Chronique du jeudi 9 avril 2020

 

RHÉTORIQUE GUERRIÈRE

 

Après avoir à six reprises, le 16 mars dernier martelé « Nous sommes en guerre », le président Macron dans sa péroraison annonçait : « Nous gagnerons… le jour d’après quand nous aurons gagné »… Souvenirs, souvenirs : du maréchal Le Bœuf, dont l’armée était prête jusqu’aux boutons de guêtres pour affronter les prussiens avant la guerre de 1870-1871 ; de Paul Reynaud affirmant en mai 1940 « Nous vaincrons parce que nous sommes les plus forts » ; du président des États-Unis Herbert Hoover annonçant un futur radieux sur « Les bases prometteuses » de l’économie américaine le 25 octobre 1929…

 

Clemenceau  prétendait, en 1887, que « La guerre est une chose trop grave pour la confier aux militaires ». Peut-être, et ce qu’il réalisa trente ans plus tard en contribuant avec les Alliés à gagner la Première Guerre mondiale, semble lui donner raison. Tout comme semble lui donner raison l’incapacité de l’armée française face aux troupes prussiennes lors de la guerre de 1870-1871, alors que le ministre de la guerre le maréchal Le Bœuf avait affirmé : « Nous sommes prêts et archi-prêts. La guerre dût-elle durer deux ans, il ne manquerait pas un bouton de guêtre à nos soldats »… Faut-il rappeler le désastre militaire de l’armée française ?

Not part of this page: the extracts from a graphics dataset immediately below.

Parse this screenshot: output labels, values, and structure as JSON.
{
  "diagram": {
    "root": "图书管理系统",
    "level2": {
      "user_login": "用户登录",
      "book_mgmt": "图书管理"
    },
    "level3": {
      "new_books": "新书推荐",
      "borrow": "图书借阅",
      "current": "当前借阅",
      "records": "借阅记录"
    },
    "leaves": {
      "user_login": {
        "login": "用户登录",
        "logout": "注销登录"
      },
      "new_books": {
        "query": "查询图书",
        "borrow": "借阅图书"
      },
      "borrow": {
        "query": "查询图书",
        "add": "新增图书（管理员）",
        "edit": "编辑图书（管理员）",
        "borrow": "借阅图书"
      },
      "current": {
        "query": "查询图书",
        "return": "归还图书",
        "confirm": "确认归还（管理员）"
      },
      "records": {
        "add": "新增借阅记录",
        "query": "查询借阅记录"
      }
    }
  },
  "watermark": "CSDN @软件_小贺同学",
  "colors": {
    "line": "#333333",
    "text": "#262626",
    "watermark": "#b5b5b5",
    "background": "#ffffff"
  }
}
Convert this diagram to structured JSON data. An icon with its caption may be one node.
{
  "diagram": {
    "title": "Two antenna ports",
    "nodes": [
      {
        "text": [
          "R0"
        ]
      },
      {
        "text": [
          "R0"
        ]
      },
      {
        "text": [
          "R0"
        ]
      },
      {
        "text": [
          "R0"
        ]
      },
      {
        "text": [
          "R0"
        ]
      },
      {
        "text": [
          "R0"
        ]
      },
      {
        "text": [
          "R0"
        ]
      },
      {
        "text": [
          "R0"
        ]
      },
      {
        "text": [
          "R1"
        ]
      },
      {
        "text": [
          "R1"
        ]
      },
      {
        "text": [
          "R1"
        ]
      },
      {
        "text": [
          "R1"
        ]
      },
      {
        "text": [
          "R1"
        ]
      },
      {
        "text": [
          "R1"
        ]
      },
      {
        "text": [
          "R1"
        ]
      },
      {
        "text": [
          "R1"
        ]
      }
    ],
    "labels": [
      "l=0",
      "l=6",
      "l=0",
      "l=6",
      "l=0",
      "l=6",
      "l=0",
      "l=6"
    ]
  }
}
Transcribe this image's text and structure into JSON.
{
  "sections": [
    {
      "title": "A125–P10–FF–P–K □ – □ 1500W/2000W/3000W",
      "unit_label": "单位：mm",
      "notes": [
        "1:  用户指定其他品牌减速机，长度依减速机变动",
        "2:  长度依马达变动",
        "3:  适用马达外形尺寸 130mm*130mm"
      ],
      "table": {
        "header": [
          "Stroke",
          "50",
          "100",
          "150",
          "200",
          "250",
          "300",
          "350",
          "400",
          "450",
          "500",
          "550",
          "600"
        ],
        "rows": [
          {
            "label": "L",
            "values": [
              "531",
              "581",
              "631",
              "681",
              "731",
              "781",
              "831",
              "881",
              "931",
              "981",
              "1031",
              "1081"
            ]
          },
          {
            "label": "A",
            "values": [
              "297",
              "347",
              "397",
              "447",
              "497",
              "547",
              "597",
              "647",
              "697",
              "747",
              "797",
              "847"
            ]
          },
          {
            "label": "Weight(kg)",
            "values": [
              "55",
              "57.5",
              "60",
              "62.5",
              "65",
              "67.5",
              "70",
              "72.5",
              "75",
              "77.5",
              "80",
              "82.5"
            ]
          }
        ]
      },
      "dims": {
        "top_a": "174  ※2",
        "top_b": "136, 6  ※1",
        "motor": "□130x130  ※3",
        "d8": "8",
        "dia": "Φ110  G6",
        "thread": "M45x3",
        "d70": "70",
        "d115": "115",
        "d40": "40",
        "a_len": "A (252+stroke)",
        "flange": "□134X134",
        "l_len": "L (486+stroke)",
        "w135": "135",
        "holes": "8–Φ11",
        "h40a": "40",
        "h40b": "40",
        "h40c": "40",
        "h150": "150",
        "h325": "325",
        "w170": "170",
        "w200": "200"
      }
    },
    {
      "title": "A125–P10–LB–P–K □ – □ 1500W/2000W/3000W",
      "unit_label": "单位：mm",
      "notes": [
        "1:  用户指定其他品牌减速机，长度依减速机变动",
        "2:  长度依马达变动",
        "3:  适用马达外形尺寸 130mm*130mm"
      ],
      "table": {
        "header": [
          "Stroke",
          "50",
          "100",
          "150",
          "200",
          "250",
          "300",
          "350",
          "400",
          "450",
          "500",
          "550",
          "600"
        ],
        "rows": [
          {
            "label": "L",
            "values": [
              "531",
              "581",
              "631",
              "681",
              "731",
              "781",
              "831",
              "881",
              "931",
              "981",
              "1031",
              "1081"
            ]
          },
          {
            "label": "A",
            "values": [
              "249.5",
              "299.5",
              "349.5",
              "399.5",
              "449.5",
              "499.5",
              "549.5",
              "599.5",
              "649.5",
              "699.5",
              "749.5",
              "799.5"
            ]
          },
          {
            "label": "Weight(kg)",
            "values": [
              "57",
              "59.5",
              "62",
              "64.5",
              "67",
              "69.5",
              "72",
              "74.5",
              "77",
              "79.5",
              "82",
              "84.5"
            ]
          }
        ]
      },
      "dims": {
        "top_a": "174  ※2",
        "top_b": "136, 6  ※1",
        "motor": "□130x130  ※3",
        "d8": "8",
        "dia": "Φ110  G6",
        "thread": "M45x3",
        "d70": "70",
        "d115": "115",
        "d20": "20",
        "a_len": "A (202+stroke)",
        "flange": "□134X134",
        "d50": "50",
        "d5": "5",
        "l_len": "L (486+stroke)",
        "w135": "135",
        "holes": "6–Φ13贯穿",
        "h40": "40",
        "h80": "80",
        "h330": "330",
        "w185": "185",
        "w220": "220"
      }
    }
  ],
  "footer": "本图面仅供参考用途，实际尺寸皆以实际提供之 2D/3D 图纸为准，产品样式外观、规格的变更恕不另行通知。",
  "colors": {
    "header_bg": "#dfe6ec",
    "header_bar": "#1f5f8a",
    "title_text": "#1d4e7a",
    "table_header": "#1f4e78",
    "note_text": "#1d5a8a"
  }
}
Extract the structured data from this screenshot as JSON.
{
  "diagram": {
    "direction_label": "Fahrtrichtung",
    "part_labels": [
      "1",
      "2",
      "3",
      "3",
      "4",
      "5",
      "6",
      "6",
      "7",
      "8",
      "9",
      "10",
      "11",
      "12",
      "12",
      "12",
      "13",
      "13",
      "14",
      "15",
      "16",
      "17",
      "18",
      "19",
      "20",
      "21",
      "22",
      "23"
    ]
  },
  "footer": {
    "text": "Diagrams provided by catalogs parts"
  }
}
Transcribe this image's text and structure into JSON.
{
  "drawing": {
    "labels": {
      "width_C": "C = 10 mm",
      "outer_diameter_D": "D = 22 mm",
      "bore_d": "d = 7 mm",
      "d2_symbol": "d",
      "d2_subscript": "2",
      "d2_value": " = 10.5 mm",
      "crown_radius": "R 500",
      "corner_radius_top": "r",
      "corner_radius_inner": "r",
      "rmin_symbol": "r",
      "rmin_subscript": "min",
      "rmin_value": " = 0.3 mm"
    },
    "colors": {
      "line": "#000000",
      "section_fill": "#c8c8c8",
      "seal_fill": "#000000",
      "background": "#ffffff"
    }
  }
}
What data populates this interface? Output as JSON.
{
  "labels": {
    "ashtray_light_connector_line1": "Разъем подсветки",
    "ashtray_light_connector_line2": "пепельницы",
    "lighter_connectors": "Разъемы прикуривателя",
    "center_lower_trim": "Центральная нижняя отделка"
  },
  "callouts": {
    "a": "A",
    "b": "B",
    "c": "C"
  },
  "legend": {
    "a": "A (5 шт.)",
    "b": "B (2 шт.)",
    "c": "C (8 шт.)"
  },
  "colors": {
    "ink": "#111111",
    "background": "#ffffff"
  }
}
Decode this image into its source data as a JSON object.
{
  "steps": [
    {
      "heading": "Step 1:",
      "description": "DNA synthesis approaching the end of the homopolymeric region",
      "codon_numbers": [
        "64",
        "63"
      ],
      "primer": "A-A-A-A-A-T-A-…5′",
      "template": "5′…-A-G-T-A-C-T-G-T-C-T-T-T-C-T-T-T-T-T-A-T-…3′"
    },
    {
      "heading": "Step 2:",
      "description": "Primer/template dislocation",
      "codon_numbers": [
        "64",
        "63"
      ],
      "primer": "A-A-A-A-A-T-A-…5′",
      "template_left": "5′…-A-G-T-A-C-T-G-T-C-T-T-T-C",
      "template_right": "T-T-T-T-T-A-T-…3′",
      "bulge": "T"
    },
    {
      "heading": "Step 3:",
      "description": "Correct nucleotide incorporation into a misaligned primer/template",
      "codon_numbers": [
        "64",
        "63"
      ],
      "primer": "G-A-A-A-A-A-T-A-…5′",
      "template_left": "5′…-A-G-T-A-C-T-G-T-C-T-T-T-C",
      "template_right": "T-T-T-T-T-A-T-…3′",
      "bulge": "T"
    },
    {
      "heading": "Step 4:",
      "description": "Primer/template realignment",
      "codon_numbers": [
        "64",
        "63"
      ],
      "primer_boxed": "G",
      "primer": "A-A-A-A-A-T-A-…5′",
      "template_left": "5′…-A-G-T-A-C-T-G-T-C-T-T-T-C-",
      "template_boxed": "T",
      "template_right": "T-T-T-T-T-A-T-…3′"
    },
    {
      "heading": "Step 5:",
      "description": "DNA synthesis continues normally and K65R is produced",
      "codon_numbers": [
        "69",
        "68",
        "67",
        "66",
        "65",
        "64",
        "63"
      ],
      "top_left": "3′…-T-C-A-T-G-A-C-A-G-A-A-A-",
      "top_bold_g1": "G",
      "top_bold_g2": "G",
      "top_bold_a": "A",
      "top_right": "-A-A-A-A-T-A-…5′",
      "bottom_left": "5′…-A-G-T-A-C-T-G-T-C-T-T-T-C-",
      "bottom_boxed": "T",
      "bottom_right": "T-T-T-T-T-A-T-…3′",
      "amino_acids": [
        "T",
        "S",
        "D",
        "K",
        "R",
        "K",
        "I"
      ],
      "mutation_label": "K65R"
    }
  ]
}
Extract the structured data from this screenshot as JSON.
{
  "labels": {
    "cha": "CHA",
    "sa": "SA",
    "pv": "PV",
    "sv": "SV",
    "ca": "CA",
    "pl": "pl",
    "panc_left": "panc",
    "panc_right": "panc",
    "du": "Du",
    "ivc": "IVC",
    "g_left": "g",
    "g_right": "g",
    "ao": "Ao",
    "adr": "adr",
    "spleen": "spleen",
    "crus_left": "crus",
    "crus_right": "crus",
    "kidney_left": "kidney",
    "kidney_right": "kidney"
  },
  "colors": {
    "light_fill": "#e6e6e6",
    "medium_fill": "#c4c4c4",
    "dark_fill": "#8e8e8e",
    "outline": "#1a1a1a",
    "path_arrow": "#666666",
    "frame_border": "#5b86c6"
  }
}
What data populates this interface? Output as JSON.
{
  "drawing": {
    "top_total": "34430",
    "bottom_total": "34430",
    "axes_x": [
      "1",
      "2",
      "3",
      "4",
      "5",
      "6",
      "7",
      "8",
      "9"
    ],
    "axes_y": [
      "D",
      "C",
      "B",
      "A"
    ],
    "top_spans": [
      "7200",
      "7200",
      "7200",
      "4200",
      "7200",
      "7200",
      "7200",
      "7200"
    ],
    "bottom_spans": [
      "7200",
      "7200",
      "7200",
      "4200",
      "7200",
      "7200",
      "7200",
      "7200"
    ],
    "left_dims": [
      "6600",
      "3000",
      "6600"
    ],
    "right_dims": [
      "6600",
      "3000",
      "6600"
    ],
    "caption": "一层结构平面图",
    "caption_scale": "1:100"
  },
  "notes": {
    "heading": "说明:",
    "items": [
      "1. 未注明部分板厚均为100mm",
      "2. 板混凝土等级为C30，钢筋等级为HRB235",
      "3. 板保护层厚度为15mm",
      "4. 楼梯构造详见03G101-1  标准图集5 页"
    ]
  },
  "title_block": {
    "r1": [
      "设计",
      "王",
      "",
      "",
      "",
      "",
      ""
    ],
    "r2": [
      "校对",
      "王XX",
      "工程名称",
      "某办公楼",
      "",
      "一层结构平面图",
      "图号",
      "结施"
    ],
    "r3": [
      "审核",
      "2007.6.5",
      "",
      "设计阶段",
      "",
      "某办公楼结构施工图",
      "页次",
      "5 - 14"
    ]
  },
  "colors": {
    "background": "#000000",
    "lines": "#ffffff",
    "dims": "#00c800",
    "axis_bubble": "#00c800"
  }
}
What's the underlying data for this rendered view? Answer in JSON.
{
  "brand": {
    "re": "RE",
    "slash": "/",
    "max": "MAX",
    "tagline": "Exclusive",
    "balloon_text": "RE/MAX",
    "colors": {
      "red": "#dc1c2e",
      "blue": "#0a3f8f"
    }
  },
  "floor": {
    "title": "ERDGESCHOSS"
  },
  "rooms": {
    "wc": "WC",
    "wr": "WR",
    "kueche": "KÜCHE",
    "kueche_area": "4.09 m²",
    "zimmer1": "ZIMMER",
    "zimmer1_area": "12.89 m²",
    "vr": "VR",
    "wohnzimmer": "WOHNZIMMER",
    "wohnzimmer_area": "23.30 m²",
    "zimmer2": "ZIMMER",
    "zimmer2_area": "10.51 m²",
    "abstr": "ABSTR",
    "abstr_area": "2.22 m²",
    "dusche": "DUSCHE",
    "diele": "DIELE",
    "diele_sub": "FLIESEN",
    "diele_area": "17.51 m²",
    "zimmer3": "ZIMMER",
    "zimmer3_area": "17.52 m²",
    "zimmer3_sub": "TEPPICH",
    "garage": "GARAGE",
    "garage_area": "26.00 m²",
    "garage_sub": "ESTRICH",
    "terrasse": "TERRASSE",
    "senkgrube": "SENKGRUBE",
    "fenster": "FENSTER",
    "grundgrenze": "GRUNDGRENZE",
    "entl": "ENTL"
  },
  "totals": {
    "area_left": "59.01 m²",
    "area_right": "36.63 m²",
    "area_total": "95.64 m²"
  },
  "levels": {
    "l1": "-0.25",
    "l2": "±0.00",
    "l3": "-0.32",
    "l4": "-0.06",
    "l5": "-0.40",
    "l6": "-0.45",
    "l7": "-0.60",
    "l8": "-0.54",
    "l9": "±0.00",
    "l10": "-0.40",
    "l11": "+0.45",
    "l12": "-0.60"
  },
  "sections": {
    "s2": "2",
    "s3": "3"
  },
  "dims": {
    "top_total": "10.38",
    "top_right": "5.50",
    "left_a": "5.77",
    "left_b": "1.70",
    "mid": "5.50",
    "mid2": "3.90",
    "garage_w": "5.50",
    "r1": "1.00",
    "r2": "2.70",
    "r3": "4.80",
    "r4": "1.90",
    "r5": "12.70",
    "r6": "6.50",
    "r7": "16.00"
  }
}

Mais force est de constater qu’un président du Conseil, un civil, à la tête du gouvernement en 1940, Paul Reynaud, n’hésitait pas à affirmer que « nous vaincrons parce que nous sommes les plus forts ». C’était lors d’une allocution radiodiffusée et l’on connaît la suite. N’en déplaise à Clemenceau, pas plus les hommes politiques (civils) que les grands chefs (militaires) n’ont été plus lucides lors de conflits.

En plus, pourquoi faudrait-il faire appel aujourd’hui à la rhétorique guerrière, ainsi que le font  Emmanuel Macron et beaucoup d’autres, alors que l’on n’est pas en guerre ? La meilleure preuve, c’est que l’on n’imagine pas le virus en cause signer un traité de paix avec les humains…

On ajoutera que lors de crises mondiales ayant ébranlé les fondements de notre société, les responsables civils n’ont pas toujours été clairvoyants : le président des États-Unis Herbert Hoover (un républicain comme Trump…) déclarait le lendemain du ‘’Jeudi noir’ ouvrant la ‘’Grande dépression’’ : « Les activités fondamentales du pays reposent sur des bases saines, très prometteuses pour l’avenir »…

Nous ne sommes pas en guerre (avec le Covid-19) mais en crise cruciale ; les mots ont un sens. Responsables politiques, militaires, et beaucoup d’autres encore, en premier lieu les intervenants sanitaires ont toute leur place dans la lutte contre la menace. On ne peut que souhaiter que la conjonction de leurs efforts contribue à nous tirer de ce mauvais pas.